Do vulnerabilities CWE-522 and CWE-359 affect Service Desk Manager?
search cancel

Do vulnerabilities CWE-522 and CWE-359 affect Service Desk Manager?

book

Article ID: 274843

calendar_today

Updated On:

Products

CA Service Management - Service Desk Manager CA Service Desk Manager

Issue/Introduction

The security team found the following vulnerabilities in Service Desk Manager. 

- CWE-522: Insufficiently Protected Credentials

- CWE-359: Privacy Violation

Environment

CA Service Desk Manager 17.3 and 17.4

Resolution

- CWE-522: Insufficiently Protected Credentials

Attacker cannot eavesdrop over the wire to get the user id as the application is over HTTPS and data is transmitted over a secure channel. This is not a hardcoded value in HTML code, but a dynamic value of the current user and it only returns a valid HTML with user data only if the current session is properly authenticated and authorized. This response can be viewed only by a valid user. Moreover this information is displayed in SDM UI, hence our response will contain this information and it cannot be accessed by other unintended user.

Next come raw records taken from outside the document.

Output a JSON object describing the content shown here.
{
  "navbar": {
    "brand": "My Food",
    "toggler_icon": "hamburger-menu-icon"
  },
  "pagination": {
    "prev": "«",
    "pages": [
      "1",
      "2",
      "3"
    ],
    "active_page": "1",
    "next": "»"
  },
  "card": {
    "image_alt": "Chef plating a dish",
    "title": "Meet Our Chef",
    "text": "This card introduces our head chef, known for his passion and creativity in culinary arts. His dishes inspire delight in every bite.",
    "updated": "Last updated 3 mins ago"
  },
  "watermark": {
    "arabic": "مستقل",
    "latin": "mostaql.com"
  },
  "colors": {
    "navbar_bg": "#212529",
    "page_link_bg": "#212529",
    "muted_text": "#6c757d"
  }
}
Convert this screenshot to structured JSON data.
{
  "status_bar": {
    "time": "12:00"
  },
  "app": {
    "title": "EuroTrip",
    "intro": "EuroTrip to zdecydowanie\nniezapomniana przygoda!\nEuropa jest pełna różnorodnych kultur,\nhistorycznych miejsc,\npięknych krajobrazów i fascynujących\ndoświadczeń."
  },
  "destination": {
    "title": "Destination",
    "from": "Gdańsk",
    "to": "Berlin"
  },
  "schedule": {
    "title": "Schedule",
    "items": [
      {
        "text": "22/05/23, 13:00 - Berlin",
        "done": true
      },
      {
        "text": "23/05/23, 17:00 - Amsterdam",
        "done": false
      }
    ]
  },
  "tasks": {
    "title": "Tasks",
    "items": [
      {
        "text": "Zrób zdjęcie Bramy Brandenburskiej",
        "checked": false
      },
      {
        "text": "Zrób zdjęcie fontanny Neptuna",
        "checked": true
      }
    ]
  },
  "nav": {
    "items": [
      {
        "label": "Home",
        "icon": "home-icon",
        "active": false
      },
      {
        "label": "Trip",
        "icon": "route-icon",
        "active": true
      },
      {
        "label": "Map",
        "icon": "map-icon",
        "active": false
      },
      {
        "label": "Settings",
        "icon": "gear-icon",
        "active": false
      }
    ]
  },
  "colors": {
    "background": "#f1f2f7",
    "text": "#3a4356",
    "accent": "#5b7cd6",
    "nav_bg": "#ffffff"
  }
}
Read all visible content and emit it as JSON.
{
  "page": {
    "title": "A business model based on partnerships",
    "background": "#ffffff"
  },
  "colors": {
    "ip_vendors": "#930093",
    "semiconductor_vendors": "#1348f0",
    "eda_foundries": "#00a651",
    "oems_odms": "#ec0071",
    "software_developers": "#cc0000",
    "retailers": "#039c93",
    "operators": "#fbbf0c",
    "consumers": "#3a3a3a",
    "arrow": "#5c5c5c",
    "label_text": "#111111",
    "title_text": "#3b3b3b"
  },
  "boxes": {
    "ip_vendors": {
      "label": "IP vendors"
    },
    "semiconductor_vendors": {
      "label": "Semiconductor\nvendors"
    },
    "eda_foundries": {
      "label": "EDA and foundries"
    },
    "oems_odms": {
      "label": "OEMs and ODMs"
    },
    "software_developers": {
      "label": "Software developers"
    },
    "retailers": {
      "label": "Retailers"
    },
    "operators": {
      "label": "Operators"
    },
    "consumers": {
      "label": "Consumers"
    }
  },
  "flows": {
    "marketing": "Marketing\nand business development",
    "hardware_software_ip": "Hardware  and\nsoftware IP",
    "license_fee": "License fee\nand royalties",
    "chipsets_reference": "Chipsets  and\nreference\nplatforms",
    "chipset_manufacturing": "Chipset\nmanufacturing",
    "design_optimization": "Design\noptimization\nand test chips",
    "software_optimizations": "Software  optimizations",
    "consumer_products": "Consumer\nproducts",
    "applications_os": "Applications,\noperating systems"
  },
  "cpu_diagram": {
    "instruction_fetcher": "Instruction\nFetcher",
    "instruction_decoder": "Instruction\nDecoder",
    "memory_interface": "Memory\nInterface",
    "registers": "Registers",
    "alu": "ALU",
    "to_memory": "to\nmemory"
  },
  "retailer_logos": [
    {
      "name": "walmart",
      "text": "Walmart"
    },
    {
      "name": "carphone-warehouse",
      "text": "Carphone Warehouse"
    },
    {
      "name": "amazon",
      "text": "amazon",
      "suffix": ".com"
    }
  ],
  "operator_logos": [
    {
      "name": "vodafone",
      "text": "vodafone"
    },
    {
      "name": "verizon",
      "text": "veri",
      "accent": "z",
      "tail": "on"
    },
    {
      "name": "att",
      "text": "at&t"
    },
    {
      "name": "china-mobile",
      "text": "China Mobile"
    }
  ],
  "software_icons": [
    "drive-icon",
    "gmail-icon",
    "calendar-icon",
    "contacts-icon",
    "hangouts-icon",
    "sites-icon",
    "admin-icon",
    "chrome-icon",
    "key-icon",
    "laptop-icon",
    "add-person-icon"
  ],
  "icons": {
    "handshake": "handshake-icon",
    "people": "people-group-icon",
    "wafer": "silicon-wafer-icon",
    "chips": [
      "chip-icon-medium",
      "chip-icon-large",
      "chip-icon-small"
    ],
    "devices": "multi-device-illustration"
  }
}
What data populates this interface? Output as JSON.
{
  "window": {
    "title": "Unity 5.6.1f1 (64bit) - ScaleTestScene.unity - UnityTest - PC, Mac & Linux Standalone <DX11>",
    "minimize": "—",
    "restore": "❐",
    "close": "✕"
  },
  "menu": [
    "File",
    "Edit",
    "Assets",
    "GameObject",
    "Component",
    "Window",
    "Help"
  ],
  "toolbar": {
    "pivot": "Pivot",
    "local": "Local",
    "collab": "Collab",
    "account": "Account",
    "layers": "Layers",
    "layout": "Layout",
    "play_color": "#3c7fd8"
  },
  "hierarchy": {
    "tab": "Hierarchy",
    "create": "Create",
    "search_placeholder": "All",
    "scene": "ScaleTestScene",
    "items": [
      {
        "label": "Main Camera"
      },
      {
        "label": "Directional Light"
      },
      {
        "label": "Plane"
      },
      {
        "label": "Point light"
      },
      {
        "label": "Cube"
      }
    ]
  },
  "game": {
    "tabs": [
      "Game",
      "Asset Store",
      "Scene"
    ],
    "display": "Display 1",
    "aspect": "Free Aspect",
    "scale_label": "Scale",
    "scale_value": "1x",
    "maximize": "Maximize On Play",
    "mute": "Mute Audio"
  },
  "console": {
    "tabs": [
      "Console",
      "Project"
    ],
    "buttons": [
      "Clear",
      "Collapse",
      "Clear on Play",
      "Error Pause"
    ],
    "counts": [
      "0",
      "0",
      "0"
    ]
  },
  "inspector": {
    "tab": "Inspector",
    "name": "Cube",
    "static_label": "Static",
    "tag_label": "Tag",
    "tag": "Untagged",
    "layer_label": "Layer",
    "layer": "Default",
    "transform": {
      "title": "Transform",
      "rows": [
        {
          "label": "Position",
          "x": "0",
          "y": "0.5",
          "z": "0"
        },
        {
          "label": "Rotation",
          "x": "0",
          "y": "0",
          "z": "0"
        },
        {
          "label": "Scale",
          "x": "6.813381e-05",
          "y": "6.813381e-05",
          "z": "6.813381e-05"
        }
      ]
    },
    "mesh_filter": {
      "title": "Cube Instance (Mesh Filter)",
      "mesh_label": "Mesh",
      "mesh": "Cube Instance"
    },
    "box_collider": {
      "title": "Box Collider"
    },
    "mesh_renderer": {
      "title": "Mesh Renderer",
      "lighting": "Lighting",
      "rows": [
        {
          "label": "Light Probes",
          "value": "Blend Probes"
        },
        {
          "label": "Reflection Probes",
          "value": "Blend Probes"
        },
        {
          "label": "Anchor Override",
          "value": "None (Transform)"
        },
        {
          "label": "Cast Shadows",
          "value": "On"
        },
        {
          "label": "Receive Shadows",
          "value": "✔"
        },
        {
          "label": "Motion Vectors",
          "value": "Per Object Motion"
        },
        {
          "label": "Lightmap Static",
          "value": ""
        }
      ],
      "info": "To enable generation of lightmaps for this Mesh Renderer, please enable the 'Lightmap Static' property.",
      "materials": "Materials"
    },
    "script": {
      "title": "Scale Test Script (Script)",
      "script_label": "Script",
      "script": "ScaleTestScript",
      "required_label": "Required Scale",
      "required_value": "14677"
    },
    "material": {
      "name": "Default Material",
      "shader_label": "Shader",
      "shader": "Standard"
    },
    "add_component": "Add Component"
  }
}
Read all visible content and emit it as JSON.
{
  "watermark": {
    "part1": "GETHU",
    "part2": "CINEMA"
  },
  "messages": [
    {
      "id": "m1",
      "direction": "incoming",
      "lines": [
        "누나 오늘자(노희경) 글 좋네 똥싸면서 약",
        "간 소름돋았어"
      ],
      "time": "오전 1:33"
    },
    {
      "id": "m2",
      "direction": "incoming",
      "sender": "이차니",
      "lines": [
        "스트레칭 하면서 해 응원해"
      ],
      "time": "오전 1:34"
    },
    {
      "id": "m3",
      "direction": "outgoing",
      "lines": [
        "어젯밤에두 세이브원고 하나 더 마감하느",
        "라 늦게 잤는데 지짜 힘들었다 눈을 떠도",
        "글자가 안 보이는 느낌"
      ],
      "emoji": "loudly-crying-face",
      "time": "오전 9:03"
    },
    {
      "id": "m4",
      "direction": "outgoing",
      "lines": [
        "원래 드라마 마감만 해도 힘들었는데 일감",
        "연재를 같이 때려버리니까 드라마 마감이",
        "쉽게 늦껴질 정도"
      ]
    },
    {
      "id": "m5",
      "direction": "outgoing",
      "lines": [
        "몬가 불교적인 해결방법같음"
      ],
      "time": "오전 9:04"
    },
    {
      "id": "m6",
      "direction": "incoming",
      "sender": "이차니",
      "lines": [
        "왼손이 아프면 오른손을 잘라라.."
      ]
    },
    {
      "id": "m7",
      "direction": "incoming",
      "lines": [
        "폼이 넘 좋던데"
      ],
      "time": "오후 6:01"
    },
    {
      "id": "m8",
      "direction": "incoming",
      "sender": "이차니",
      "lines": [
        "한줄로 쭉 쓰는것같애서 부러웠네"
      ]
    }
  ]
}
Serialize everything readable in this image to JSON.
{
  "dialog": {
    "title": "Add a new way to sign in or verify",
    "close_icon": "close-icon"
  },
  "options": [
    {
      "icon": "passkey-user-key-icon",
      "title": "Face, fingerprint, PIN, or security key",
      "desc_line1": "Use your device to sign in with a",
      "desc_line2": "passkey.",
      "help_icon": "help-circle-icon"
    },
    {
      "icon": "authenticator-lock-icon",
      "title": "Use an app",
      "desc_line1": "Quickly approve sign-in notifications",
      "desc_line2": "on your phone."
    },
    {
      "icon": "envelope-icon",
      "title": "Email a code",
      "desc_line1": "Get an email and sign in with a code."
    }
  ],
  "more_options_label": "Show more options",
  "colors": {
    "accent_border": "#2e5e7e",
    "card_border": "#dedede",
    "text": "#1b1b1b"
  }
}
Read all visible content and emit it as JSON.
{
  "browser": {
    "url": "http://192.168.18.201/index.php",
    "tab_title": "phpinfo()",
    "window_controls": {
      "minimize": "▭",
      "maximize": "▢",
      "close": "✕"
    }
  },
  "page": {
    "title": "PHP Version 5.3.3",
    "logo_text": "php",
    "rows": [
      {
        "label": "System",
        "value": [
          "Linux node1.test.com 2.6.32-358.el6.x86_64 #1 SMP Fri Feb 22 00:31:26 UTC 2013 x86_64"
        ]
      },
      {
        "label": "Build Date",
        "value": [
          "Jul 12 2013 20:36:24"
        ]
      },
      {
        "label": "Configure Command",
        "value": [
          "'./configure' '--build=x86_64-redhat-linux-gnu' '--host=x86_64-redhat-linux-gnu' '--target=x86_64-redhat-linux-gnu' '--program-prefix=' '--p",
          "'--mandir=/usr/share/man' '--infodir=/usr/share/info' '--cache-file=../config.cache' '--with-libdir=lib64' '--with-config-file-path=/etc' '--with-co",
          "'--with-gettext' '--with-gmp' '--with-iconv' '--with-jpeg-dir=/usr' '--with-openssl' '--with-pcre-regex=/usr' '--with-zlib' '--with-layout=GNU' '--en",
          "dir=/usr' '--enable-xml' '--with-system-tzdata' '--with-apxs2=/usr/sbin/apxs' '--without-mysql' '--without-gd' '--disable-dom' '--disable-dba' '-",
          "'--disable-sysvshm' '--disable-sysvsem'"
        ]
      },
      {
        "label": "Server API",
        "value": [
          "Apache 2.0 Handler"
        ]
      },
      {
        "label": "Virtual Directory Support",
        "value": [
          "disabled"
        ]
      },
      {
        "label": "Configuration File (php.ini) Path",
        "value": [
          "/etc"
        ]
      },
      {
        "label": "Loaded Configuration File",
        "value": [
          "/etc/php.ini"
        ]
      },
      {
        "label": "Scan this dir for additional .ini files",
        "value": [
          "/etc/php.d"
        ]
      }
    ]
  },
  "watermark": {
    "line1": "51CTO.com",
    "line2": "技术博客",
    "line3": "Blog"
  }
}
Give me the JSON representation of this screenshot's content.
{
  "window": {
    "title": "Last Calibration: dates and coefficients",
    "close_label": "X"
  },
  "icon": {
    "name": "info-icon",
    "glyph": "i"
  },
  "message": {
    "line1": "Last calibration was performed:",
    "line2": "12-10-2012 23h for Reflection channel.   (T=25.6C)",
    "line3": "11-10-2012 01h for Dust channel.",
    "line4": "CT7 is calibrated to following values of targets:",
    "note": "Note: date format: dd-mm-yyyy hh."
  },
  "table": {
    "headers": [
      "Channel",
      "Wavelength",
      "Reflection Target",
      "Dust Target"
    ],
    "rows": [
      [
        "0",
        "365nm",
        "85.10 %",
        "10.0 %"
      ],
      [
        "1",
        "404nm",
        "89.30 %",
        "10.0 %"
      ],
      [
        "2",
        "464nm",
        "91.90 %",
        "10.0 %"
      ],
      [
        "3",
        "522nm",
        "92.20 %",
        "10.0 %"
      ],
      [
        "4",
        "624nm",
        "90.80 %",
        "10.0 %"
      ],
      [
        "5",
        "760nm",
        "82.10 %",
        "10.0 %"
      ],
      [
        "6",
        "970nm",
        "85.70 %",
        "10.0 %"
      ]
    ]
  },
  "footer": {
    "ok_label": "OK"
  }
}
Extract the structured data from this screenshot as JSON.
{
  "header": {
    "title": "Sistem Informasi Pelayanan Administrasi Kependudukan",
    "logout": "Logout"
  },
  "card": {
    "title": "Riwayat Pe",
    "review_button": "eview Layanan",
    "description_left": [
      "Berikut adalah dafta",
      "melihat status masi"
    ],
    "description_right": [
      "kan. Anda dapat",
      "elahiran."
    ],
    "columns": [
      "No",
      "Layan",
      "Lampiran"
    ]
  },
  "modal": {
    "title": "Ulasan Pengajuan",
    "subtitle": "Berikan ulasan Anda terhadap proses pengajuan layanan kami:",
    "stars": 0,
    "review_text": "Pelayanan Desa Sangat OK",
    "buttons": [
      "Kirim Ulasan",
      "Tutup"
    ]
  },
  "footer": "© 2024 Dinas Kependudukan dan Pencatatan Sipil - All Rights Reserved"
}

Hence it is a false positive.

- CWE-359: Privacy Violation

We do not expose any user information as a cookie name or value. It is just a hardcoded value called "loggedUser", used as cookie name. This is not a privacy breach as attacker cannot get any user information out of it.

Moreover, this cookie is set only if "NX_USE_ENCRYPTED_SID_AND_COOKIE" variable value is set to "Yes".

As per the below statement from "Micro Focus", they indeed says it can be false positive and we can confirm that it is not a username that was set. 

Hence this vulnerability is also a false positive.